Hormis son épilogue, «Stylus» ravive ainsi la formule piano et quatuor à cordes que Sheller avait activée au milieu des années 80 pour se démarquer de son image de chanteur de variétés pour minet (te) s («Rock’n’Dollars» ou «Le carnet à spirales»). Entre classique, baroque et pop, Sheller fait se côtoyer harmoniquement musique de chambre, Schubert, Stavinsky et les Beatles. Avec des visées avouées – dans la notice biographique – de sorcier orchestral: «J’aimerais bien arriver à une certaine alchimie musicale où on puisse mélanger la pop, le rock et les grandes œuvres symphoniques sans que ça sonne ringard, type Hollywood. J’aimerais beaucoup écrire une sorte de Sacre du Printemps moderne où l’on réunirait tout ce qui couine, tout ce qui coince, tout ce qui choque.»

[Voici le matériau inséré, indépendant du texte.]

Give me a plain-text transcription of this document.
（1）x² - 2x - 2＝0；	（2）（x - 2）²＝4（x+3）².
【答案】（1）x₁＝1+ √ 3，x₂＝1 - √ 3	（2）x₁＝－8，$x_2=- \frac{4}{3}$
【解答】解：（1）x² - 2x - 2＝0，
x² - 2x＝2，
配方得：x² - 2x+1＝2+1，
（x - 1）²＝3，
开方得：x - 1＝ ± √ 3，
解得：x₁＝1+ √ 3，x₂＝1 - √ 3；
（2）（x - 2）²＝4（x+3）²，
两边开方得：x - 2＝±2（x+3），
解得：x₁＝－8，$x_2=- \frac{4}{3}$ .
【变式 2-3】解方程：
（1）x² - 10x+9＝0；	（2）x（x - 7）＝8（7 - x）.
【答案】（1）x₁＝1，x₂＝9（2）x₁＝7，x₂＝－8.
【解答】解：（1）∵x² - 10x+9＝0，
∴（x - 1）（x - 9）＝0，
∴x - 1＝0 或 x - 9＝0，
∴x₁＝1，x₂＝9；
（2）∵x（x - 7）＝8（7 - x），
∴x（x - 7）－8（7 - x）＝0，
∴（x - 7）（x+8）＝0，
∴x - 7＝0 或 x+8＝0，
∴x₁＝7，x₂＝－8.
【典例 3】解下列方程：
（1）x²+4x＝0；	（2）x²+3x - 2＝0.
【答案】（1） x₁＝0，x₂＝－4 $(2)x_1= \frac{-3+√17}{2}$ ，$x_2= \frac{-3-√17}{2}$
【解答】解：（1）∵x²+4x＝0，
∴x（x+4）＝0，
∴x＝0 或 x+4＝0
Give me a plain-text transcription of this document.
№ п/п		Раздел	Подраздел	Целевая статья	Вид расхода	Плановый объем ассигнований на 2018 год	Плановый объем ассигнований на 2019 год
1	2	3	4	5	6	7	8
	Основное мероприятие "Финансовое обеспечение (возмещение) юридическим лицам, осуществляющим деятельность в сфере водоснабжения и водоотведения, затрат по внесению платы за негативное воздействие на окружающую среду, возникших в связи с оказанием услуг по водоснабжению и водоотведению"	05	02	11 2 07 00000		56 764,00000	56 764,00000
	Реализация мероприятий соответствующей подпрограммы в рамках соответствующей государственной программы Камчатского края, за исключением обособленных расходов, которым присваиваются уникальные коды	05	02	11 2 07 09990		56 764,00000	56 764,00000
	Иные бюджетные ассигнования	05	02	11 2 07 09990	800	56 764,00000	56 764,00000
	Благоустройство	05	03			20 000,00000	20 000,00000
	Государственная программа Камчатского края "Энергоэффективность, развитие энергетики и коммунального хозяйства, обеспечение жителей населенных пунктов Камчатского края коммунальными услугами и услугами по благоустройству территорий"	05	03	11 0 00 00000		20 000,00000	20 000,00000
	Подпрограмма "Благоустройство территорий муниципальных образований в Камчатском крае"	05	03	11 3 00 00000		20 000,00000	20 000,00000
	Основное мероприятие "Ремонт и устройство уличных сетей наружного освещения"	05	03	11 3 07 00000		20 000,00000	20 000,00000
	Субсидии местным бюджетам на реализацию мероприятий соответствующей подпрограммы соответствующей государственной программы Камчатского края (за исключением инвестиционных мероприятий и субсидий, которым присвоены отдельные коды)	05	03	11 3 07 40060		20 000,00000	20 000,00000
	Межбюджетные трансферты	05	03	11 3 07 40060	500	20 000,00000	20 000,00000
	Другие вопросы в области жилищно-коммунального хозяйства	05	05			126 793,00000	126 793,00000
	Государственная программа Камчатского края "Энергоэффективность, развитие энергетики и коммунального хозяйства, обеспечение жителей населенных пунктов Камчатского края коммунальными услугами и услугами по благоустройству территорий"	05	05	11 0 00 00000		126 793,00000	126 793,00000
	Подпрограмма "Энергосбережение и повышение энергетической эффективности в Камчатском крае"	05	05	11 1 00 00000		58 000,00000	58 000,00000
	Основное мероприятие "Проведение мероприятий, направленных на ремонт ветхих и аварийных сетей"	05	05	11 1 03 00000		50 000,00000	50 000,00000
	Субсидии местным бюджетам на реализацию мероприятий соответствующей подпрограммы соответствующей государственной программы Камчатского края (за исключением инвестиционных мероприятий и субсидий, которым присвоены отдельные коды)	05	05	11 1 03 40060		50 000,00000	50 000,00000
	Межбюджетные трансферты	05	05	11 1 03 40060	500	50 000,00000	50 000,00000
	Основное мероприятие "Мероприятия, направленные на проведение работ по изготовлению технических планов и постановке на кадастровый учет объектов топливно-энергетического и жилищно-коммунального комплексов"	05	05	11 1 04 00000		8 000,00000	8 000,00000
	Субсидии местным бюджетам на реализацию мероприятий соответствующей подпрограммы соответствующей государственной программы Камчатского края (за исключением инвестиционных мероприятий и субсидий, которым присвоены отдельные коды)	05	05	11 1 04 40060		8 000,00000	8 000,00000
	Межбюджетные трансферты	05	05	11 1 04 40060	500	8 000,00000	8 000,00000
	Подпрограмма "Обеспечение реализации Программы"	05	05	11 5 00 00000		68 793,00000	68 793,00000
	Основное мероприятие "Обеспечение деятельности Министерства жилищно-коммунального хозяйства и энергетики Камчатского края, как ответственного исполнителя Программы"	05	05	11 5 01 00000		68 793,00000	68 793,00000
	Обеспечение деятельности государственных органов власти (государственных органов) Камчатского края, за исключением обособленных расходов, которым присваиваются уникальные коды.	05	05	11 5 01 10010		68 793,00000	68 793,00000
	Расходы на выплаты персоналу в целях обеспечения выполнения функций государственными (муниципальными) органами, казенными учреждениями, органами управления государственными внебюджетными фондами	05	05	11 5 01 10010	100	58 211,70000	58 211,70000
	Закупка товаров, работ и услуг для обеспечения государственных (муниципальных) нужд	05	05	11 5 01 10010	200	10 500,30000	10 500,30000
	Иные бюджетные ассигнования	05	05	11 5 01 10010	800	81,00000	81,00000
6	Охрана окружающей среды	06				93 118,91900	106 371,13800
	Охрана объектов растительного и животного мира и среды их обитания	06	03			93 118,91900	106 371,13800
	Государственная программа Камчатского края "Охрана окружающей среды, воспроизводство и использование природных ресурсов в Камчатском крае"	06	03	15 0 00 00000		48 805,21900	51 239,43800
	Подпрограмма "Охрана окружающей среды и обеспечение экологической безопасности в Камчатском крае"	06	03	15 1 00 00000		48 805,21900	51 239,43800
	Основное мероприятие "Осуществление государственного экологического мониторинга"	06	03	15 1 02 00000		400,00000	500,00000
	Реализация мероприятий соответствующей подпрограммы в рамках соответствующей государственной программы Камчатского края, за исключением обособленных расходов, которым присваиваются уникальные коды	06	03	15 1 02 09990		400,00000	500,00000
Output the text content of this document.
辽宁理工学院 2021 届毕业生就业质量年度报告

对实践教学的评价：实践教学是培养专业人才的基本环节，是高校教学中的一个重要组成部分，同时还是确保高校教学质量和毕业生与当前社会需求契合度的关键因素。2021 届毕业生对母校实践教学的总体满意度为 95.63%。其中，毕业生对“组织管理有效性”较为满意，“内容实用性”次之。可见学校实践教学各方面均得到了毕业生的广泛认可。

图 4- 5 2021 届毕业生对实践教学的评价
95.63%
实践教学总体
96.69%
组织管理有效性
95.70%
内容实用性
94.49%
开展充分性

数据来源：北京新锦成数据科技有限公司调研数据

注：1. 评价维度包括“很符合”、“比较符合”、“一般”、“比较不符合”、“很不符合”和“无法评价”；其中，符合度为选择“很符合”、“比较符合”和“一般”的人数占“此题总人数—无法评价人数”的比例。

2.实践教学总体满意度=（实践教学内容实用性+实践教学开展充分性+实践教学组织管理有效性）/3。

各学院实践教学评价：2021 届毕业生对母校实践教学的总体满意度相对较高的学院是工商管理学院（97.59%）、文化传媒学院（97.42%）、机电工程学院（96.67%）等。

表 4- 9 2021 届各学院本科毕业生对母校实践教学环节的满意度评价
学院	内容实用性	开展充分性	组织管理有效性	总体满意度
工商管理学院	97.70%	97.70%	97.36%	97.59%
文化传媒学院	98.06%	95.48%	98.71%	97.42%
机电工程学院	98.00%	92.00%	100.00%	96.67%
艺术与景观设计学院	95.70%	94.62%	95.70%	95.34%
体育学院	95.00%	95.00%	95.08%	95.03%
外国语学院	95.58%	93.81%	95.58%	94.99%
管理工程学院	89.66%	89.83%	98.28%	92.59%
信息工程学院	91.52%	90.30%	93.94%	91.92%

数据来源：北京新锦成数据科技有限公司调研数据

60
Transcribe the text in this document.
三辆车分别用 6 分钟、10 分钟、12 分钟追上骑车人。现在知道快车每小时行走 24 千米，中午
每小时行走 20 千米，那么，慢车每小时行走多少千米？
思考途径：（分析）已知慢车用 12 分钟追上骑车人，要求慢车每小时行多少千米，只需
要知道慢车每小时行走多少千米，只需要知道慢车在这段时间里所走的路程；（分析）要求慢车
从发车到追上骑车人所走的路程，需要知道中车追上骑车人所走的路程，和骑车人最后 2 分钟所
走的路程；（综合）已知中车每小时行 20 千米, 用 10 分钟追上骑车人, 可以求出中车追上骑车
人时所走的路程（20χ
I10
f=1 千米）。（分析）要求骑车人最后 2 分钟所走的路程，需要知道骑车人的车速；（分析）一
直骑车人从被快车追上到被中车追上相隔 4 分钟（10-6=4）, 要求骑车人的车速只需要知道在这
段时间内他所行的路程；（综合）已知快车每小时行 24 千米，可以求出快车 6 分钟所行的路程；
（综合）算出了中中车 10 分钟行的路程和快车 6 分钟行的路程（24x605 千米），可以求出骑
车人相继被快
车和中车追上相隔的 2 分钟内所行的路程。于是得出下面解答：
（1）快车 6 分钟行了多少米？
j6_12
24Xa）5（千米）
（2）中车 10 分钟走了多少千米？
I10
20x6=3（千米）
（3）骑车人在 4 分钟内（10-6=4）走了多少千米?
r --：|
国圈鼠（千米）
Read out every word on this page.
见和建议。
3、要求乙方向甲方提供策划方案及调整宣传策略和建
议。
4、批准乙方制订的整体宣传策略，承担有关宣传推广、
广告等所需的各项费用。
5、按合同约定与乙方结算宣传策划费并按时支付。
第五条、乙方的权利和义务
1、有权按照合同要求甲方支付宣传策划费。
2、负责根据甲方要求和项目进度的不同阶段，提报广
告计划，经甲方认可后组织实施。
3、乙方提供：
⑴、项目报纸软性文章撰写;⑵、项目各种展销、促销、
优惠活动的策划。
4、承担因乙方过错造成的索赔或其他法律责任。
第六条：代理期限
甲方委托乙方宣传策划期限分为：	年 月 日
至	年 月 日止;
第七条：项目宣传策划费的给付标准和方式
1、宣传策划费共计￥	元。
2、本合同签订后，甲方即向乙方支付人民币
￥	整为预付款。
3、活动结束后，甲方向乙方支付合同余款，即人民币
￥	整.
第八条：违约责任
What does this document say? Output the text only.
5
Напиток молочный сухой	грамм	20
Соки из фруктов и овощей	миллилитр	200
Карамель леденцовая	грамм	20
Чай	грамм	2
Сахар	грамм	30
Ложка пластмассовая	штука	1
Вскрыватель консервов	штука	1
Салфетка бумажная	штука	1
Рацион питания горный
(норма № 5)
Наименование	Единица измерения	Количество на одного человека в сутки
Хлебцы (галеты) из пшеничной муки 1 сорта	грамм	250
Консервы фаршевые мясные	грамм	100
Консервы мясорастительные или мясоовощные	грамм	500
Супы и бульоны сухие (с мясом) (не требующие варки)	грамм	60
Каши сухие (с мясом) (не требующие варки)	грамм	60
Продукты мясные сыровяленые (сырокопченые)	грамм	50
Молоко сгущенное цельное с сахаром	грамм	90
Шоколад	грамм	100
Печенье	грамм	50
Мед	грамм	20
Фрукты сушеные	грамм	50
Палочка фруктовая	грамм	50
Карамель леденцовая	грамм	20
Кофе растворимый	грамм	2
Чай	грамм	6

Loin encore de couiner, le doux répertoire de Stylus trouve toutefois quelques aspérités et dissonances au creux de textes chagrins et plombés égrenés au piano. Entre deux instrumentaux mélancoliques et une exhumation habituelle de catalogue («Comme je m’ennuie de toi», 1975), Sheller aborde en connaissance de cause le thème du divorce («Les enfants du week-end»), évoque un amour perdu («Bus Stop») et retrace des souffrances d’un autre temps («Les souris noires»). Autant de climats lourds contrebalancés par des airs britpop légers flanqués sur des envies d’ailleurs («Youpylong» ou «Une belle journée») pour un dix-huitième album somme toute plus classique que surprenant.
Cet article a aussi été publié dans le quotidien suisse Le Temps du 16 novembre 2015.